VARIOUS groups of wine makers and grape growers from the balearic islands said yesterday that their inclusion in the new alcohol law from the Health Minister will impede the advertising and promotion of the sector.

The president of The Association of Small Cellars, Antoni Darder explained that the inclusion of wine in the Law “as if is was just another spirit” will hugely affect the marketing of the product, making people “change their outlook on wine.” Darder also said that the association had solicited their complaint to the Balearic Government previously, asking to be excluded from the law, which the Government then promised to pass on to the peninsula.

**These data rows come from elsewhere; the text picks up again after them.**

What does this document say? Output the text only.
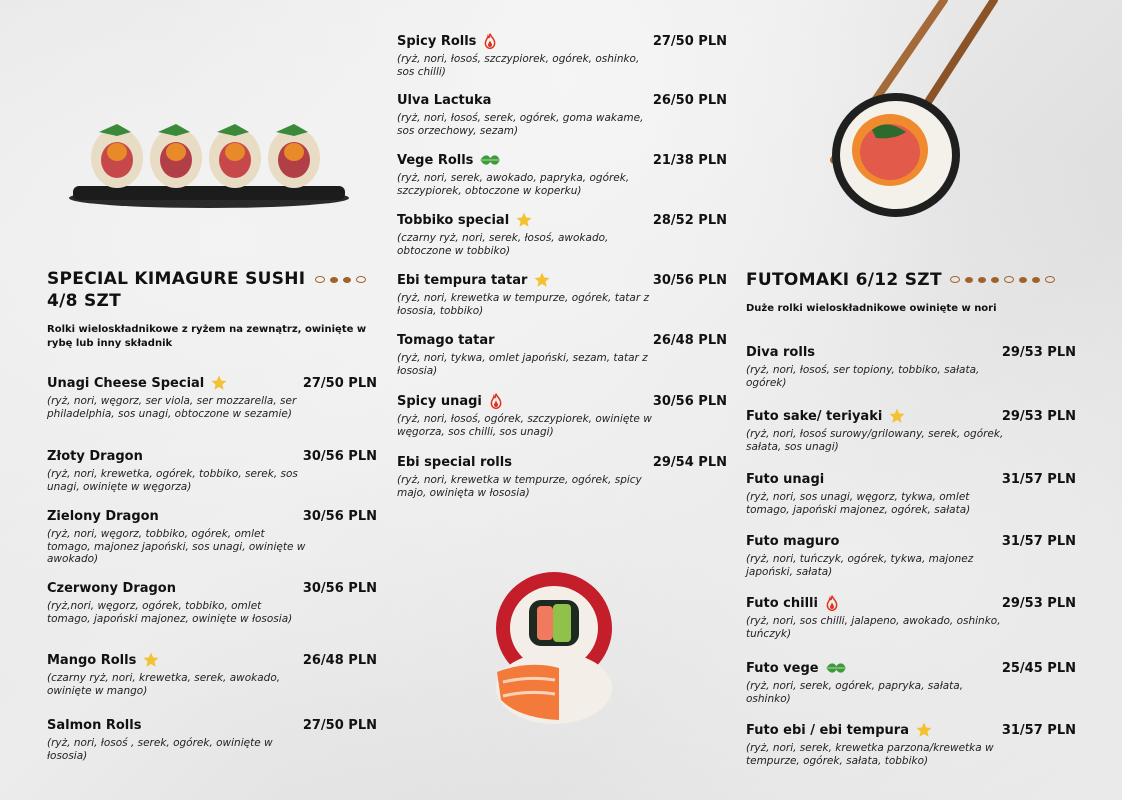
SPECIAL KIMAGURE SUSHI
4/8 SZT
Rolki wieloskładnikowe z ryżem na zewnątrz, owinięte w rybę lub inny składnik
Unagi Cheese Special	27/50 PLN
(ryż, nori, węgorz, ser viola, ser mozzarella, ser philadelphia, sos unagi, obtoczone w sezamie)
Złoty Dragon	30/56 PLN
(ryż, nori, krewetka, ogórek, tobbiko, serek, sos unagi, owinięte w węgorza)
Zielony Dragon	30/56 PLN
(ryż, nori, węgorz, tobbiko, ogórek, omlet tomago, majonez japoński, sos unagi, owinięte w awokado)
Czerwony Dragon	30/56 PLN
(ryż,nori, węgorz, ogórek, tobbiko, omlet tomago, japoński majonez, owinięte w łososia)
Mango Rolls	26/48 PLN
(czarny ryż, nori, krewetka, serek, awokado, owinięte w mango)
Salmon Rolls	27/50 PLN
(ryż, nori, łosoś , serek, ogórek, owinięte w łososia)
Spicy Rolls	27/50 PLN
(ryż, nori, łosoś, szczypiorek, ogórek, oshinko, sos chilli)
Ulva Lactuka	26/50 PLN
(ryż, nori, łosoś, serek, ogórek, goma wakame, sos orzechowy, sezam)
Vege Rolls	21/38 PLN
(ryż, nori, serek, awokado, papryka, ogórek, szczypiorek, obtoczone w koperku)
Tobbiko special	28/52 PLN
(czarny ryż, nori, serek, łosoś, awokado, obtoczone w tobbiko)
Ebi tempura tatar	30/56 PLN
(ryż, nori, krewetka w tempurze, ogórek, tatar z łososia, tobbiko)
Tomago tatar	26/48 PLN
(ryż, nori, tykwa, omlet japoński, sezam, tatar z łososia)
Spicy unagi	30/56 PLN
(ryż, nori, łosoś, ogórek, szczypiorek, owinięte w węgorza, sos chilli, sos unagi)
Ebi special rolls	29/54 PLN
(ryż, nori, krewetka w tempurze, ogórek, spicy majo, owinięta w łososia)
FUTOMAKI 6/12 SZT
Duże rolki wieloskładnikowe owinięte w nori
Diva rolls	29/53 PLN
(ryż, nori, łosoś, ser topiony, tobbiko, sałata, ogórek)
Futo sake/ teriyaki	29/53 PLN
(ryż, nori, łosoś surowy/grilowany, serek, ogórek, sałata, sos unagi)
Futo unagi	31/57 PLN
(ryż, nori, sos unagi, węgorz, tykwa, omlet tomago, japoński majonez, ogórek, sałata)
Futo maguro	31/57 PLN
(ryż, nori, tuńczyk, ogórek, tykwa, majonez japoński, sałata)
Futo chilli	29/53 PLN
(ryż, nori, sos chilli, jalapeno, awokado, oshinko, tuńczyk)
Futo vege	25/45 PLN
(ryż, nori, serek, ogórek, papryka, sałata, oshinko)
Futo ebi / ebi tempura	31/57 PLN
(ryż, nori, serek, krewetka parzona/krewetka w tempurze, ogórek, sałata, tobbiko)
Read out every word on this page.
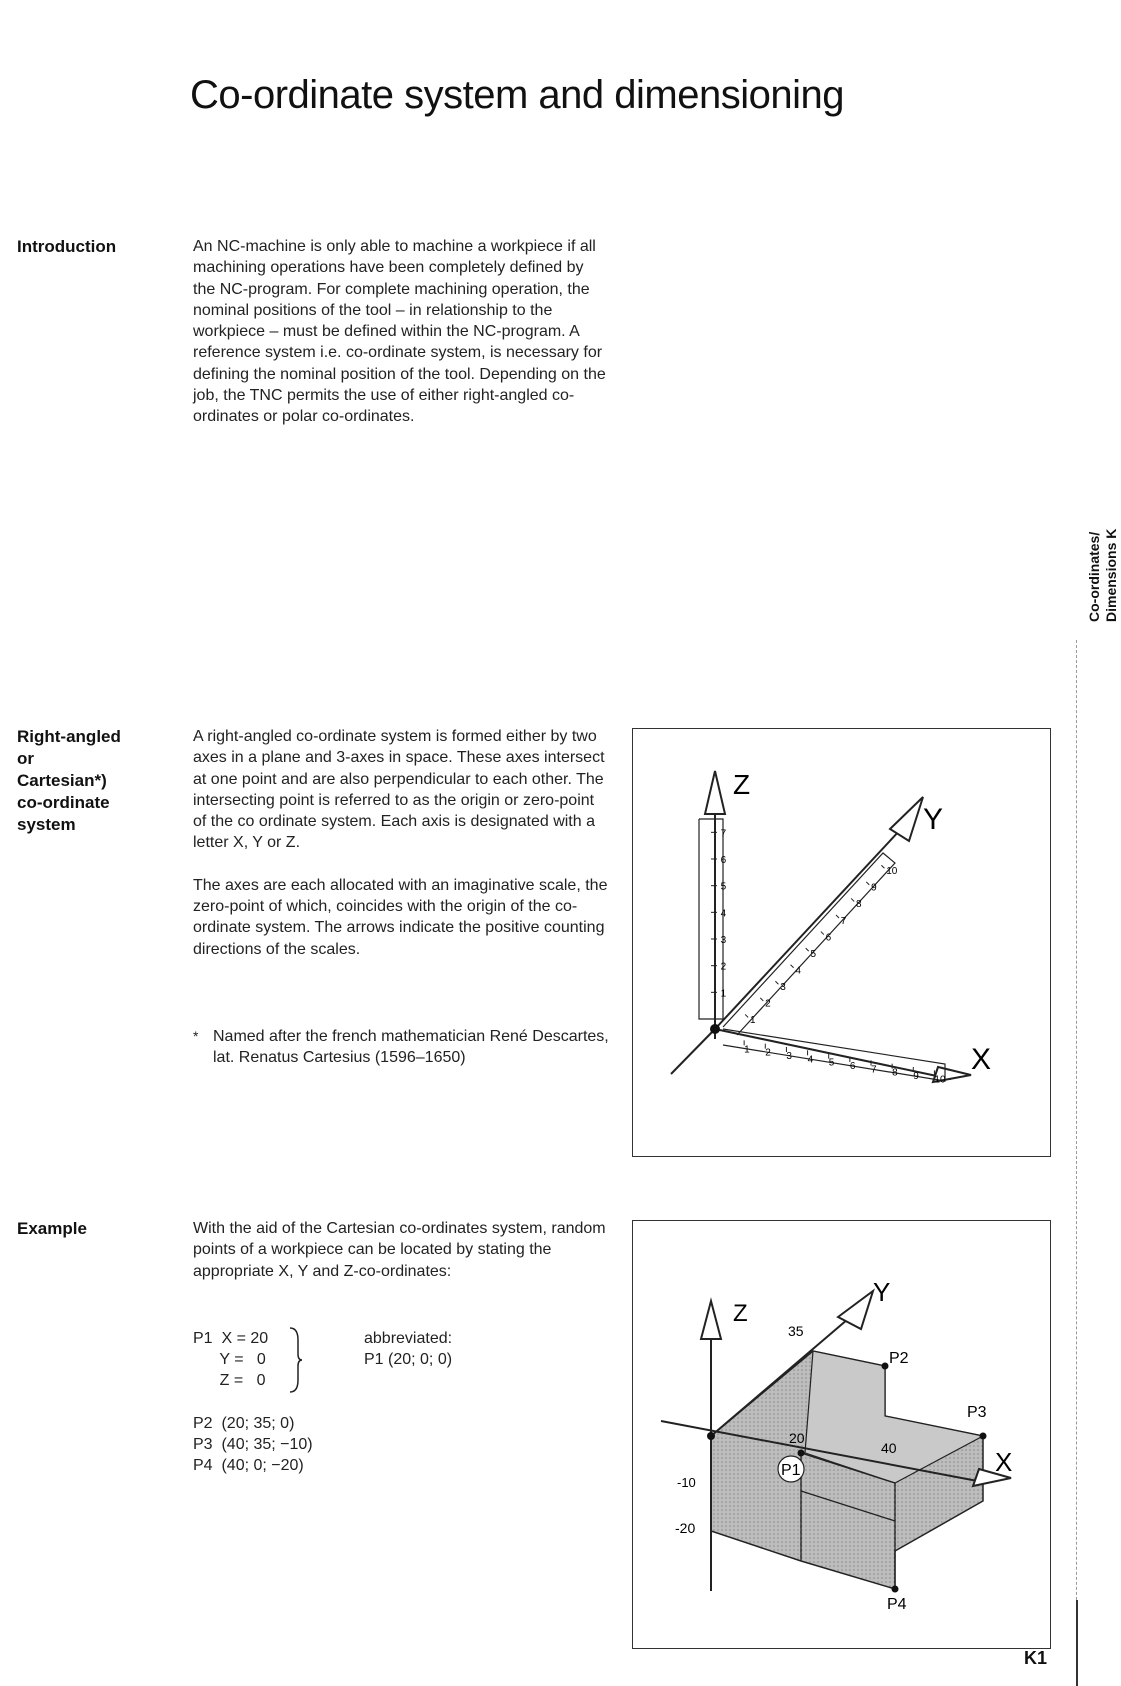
Co-ordinate system and dimensioning
Co-ordinates/
Dimensions K
Introduction	An NC-machine is only able to machine a workpiece if all machining operations have been completely defined by the NC-program. For complete machining operation, the nominal positions of the tool – in relationship to the workpiece – must be defined within the NC-program. A reference system i.e. co-ordinate system, is necessary for defining the nominal position of the tool. Depending on the job, the TNC permits the use of either right-angled co-ordinates or polar co-ordinates.

Right-angled
or
Cartesian*)
co-ordinate
system

A right-angled co-ordinate system is formed either by two axes in a plane and 3-axes in space. These axes intersect at one point and are also perpendicular to each other. The intersecting point is referred to as the origin or zero-point of the co ordinate system. Each axis is designated with a letter X, Y or Z.

The axes are each allocated with an imaginative scale, the zero-point of which, coincides with the origin of the co-ordinate system. The arrows indicate the positive counting directions of the scales.

* Named after the french mathematician René Descartes, lat. Renatus Cartesius (1596–1650)
Z
Y
X
1
2
3
4
5
6
7
1
2
3
4
5
6
7
8
9
10
1 2 3 4 5 6 7 8 9 10
Example	With the aid of the Cartesian co-ordinates system, random points of a workpiece can be located by stating the appropriate X, Y and Z-co-ordinates:

P1  X = 20
Y =   0
Z =   0
abbreviated:
P1 (20; 0; 0)
P2  (20; 35; 0)
P3  (40; 35; −10)
P4  (40; 0; −20)
Z
Y
X
35
20
40
-10
-20
P1
P2
P3
P4
K1
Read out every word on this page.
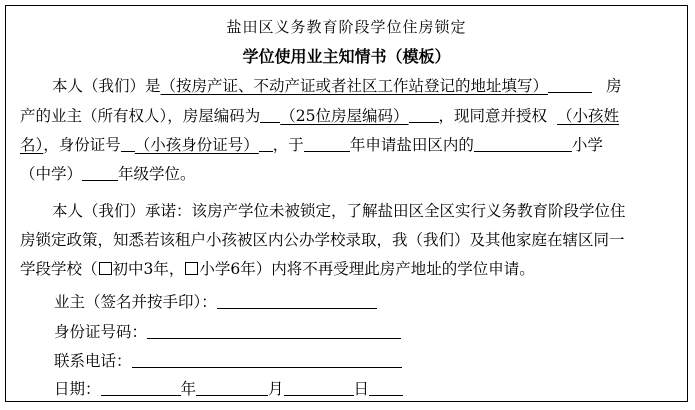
盐田区义务教育阶段学位住房锁定
学位使用业主知情书（模板）
本人（我们）是（按房产证、不动产证或者社区工作站登记的地址填写）	房
产的业主（所有权人），房屋编码为 （25位房屋编码） ，现同意并授权 （小孩姓
名），身份证号 （小孩身份证号） ，于	年申请盐田区内的	小学
（中学） 年级学位。
本人（我们）承诺：该房产学位未被锁定，了解盐田区全区实行义务教育阶段学位住
房锁定政策，知悉若该租户小孩被区内公办学校录取，我（我们）及其他家庭在辖区同一
学段学校（ 初中3年， 小学6年）内将不再受理此房产地址的学位申请。
业主（签名并按手印）：
身份证号码：
联系电话：
日期：	年	月	日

The president of Asaja Baleares, Biel Company continued that since the sector expressed their concern the Health Minister, Elena Salgado, “was not going to give way.” According to Biel Company, there is no point in including wine in the future law on alcohol “because it is the only drink with autonomous regulation”, which should be motive enough to exclude it. “Youngsters don't drink wine, it's the type of drink people consume at a more advanced age.” The first draft of the new law states that advertising emissions for wine will be allowed in only determined short periods of the day, which will lead to big losses. According to a representative of Asaja, wine promotion always comes with a ‘drink responsably, in moderation' health warning, unlike other beverages.

The Minister of Health's draft for the project “Law on healthy methods for the protection of health and the prevention of underage alcohol drinking”, included wine, a drink which up until now has been regulated by the Vine and Wine Laws. The inclusion in the new law therefore has received much criticism from all areas of the wine sector.

The Reverse Side
Having heard the wine and vinyard's complaints the other side of the coin must be put forward. It must be noted that the new law on advertising is for all types of alcohol, not just wine, who may have been previously regulated by a seperate law in the past but that does not mean they should always be that way.

The Biel Company aforementioned that “wine is not a young persons drink”. That may be true in their opinion and I for one didn't even try wine until a more mature age and it would always be the type of drink that you have responsably, sat at a table eating a meal with family or friends.

The difference perhaps between more British methods of drinking wine, (though our world fame is not for drinking in moderation), and Spanish ones is that youngsters do drink it, it's a fact. Many Brits in Spain are astounded at the price of a sweet tasting Crianza or Rioja. More often than not a third of the price of at home. Here in Spain also, some of the cheaper labels of wine are all that teenagers can afford to buy. To make it more pallitable they mix it with a refreshment. You can even ask for one in bars, a ‘calimocho' is the name for a red wine with ice and cola.

It is these cheaper wines which the government is aiming at. The relatively cheap make Don Simon sells red wine and ‘sangria'in cartons, also they are a huge producer of fruit juices bearing the same name. Therefore a youngster who sees Don Simon fruitjuice and likes it will automatically be drawn towards a wine of the same name. It is that what the government is trying to stop. For that reason it may be better for the vineyards to look at their own marketing policy, before attacking the governments' new ones.